That's a super common pattern. I was thinking of Charles Whitman, but found these too.
- Kip Kinkel (USA, 1998) — killed both parents before the Thurston High School shooting (Oregon).
- Evan Ramsey (USA, 1997) — killed his father before the Bethel High School shooting (Alaska).
- Charles Andrew Williams (USA, 2001) — killed his grandmother (legal guardian) before the Santana High School shooting (California).
- Jeffrey “Jeff” Weise (USA, 2005) — killed his grandfather (legal guardian) and his grandfather’s partner before the Red Lake Senior High School shooting (Minnesota).
- Adam Lanza (USA, 2012) — killed his mother before the Sandy Hook Elementary School shooting (Connecticut).
I'm totally open to both cases being connected, but if you were to suggest it a couple days ago, I'd lean very much against it.

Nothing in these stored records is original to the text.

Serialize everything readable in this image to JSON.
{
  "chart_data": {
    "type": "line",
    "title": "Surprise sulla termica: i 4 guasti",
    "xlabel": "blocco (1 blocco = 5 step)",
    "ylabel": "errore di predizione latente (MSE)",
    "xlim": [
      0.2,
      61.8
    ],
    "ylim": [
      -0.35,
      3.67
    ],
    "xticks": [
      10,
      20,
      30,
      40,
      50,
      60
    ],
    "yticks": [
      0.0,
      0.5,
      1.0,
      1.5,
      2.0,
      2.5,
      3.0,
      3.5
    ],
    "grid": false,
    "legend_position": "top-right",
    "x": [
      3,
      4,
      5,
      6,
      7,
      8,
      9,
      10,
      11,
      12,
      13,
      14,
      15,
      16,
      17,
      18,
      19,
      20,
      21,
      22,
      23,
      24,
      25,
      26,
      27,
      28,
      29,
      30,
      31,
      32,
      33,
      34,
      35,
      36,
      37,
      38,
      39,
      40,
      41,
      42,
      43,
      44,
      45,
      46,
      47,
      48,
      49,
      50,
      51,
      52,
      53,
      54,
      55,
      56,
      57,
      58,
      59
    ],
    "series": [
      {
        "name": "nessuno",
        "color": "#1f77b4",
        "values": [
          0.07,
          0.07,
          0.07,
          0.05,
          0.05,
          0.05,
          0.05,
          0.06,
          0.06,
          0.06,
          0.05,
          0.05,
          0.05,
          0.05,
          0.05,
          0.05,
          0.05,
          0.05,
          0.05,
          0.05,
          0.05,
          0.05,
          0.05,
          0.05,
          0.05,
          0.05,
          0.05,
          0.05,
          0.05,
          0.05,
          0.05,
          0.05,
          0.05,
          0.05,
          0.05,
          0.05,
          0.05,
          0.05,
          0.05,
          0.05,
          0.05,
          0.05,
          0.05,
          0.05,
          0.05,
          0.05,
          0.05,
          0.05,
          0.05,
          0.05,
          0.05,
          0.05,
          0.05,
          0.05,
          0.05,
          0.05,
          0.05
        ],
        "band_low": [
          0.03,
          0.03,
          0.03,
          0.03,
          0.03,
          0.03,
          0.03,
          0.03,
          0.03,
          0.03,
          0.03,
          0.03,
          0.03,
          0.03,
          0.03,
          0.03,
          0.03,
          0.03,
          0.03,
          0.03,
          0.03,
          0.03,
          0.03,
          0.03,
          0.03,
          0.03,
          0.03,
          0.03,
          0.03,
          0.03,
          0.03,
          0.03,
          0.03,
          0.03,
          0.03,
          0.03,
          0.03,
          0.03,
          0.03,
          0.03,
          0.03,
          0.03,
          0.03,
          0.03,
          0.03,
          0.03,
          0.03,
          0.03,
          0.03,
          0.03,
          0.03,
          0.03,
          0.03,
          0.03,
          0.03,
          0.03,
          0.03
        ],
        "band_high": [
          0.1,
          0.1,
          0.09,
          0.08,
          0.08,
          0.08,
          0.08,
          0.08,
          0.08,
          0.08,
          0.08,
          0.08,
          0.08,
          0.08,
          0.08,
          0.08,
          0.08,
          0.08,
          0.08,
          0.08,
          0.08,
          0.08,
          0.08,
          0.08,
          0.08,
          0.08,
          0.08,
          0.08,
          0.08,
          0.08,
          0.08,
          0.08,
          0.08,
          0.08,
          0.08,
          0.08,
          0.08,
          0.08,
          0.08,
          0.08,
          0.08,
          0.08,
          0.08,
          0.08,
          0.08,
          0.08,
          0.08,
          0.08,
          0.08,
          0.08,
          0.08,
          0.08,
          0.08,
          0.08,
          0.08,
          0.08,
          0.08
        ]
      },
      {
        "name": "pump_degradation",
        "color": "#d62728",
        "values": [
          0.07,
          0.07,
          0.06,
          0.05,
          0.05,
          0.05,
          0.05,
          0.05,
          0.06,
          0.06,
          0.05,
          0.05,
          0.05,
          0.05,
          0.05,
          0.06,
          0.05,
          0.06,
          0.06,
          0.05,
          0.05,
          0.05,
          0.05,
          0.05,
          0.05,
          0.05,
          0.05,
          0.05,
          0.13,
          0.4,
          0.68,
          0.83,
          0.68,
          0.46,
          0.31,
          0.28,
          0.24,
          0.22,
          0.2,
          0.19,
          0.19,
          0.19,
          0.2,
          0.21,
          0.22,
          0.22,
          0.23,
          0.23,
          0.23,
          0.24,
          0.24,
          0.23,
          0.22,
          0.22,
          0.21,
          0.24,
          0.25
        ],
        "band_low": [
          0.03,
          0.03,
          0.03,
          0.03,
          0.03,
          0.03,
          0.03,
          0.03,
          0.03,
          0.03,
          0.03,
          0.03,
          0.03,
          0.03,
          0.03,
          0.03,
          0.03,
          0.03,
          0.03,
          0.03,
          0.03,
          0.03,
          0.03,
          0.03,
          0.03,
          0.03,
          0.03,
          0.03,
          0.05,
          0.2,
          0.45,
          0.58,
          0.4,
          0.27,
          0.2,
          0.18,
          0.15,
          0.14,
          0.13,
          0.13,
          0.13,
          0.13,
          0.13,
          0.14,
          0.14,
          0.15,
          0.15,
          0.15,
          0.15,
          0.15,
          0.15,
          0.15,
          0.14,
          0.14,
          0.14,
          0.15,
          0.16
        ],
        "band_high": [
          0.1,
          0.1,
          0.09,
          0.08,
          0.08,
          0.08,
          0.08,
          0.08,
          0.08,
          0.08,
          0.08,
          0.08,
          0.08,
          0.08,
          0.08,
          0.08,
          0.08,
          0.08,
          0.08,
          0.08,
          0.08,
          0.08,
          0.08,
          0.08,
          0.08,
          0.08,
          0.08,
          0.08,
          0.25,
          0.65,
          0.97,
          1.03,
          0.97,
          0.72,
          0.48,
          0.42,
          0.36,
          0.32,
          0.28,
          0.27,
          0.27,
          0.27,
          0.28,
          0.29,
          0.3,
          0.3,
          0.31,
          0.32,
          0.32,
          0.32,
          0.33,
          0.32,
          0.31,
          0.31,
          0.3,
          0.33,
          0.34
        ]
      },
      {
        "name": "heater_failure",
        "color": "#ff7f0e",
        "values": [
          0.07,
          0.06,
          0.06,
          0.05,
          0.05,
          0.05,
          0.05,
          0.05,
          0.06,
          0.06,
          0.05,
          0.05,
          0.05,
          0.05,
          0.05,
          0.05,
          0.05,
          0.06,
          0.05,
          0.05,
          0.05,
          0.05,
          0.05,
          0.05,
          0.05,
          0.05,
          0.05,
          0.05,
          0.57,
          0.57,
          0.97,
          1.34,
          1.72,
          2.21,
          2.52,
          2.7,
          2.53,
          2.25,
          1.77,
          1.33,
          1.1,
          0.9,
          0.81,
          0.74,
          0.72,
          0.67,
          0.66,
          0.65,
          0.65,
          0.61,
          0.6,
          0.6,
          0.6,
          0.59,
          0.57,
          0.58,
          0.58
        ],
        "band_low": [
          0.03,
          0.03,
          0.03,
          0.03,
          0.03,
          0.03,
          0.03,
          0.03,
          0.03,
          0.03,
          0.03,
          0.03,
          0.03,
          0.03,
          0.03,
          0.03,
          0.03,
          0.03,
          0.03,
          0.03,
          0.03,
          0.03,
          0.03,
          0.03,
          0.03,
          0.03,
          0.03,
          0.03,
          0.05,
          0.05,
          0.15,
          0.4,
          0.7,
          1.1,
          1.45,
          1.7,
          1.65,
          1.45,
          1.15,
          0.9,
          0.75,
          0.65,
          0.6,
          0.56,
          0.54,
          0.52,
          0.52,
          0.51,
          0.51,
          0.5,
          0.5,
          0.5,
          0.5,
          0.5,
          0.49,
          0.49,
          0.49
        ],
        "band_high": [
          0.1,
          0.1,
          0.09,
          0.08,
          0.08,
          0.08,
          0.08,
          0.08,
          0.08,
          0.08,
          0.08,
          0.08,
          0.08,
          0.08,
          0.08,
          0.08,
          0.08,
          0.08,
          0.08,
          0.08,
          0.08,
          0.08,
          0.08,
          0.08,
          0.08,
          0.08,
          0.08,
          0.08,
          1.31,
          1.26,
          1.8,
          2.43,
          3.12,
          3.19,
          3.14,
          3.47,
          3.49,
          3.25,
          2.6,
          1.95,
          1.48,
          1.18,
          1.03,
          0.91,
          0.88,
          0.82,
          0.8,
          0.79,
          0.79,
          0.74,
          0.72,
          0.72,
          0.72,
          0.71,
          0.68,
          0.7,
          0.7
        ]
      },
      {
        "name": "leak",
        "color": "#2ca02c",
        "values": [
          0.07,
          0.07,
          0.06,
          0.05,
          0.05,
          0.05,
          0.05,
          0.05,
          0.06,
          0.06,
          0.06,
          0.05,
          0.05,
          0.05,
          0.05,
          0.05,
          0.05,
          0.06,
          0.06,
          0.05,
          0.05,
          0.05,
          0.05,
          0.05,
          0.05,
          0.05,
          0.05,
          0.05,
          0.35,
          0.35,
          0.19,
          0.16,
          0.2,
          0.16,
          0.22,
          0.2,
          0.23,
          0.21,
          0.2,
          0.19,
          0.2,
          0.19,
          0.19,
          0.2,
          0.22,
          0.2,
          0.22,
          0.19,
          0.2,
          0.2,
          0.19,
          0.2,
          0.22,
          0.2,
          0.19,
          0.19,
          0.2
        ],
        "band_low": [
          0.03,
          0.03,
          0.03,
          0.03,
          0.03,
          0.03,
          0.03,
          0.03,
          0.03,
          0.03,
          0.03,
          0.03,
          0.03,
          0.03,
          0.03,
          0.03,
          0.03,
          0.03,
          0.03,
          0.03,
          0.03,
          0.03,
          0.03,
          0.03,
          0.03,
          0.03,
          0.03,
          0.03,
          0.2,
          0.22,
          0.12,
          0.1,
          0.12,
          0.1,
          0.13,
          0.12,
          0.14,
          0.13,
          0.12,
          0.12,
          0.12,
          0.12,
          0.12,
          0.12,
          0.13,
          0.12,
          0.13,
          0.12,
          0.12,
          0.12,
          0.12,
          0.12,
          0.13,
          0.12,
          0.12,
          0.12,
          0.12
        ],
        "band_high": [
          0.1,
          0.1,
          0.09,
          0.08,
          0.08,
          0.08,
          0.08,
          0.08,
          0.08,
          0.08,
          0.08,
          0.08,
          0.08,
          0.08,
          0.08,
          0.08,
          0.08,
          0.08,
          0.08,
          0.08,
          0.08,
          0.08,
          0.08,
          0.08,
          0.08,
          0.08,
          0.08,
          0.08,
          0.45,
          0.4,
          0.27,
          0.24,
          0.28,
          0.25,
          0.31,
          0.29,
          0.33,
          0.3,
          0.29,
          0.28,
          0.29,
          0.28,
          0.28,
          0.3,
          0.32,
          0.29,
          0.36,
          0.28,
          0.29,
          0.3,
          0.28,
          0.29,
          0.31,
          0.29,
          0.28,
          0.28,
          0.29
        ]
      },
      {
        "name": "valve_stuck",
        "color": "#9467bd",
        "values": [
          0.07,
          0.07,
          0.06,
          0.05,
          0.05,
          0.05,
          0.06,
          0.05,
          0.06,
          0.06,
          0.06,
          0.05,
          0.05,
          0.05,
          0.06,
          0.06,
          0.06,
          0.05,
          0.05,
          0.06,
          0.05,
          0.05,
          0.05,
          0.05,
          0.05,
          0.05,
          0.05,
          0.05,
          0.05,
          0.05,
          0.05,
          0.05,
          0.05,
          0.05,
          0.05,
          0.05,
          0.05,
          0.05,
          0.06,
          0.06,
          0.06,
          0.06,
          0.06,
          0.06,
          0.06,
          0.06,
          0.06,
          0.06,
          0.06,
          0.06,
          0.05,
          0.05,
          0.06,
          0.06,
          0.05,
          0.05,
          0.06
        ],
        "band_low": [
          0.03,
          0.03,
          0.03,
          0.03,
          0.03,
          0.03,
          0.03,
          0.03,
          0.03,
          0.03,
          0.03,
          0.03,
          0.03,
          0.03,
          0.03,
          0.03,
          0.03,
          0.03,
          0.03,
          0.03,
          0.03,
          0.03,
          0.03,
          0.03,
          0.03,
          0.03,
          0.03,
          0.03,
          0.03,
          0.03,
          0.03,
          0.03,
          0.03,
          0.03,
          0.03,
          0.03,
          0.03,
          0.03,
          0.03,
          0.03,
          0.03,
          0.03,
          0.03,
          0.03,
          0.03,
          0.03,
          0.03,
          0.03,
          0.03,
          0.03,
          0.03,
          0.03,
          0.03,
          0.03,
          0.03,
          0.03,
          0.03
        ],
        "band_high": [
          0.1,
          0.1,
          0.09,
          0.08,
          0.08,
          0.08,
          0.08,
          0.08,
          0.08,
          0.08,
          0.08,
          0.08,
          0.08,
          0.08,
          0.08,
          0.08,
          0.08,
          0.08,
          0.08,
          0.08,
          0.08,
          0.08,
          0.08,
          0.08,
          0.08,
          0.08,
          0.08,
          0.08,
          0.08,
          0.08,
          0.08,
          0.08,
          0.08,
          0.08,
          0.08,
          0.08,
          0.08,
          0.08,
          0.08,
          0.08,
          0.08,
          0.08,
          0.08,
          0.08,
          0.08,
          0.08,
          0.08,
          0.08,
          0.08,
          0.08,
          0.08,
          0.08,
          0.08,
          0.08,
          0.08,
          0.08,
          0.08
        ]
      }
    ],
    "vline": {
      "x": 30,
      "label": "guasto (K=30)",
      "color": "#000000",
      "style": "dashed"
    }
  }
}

The old adage is "a serial killer intends to get away with it, a mass murderer doesn't, and a spree killer hasn't thought that far ahead."
I've seen a serial killer become a spree killer, but I haven't seen a mass murderer become an assassin, which is its own category. The psychology is very different.
ETA: The math does change if this Brown attack was targeting a specific person, but the issue is all the collateral damage. He could just be a really bad shot though.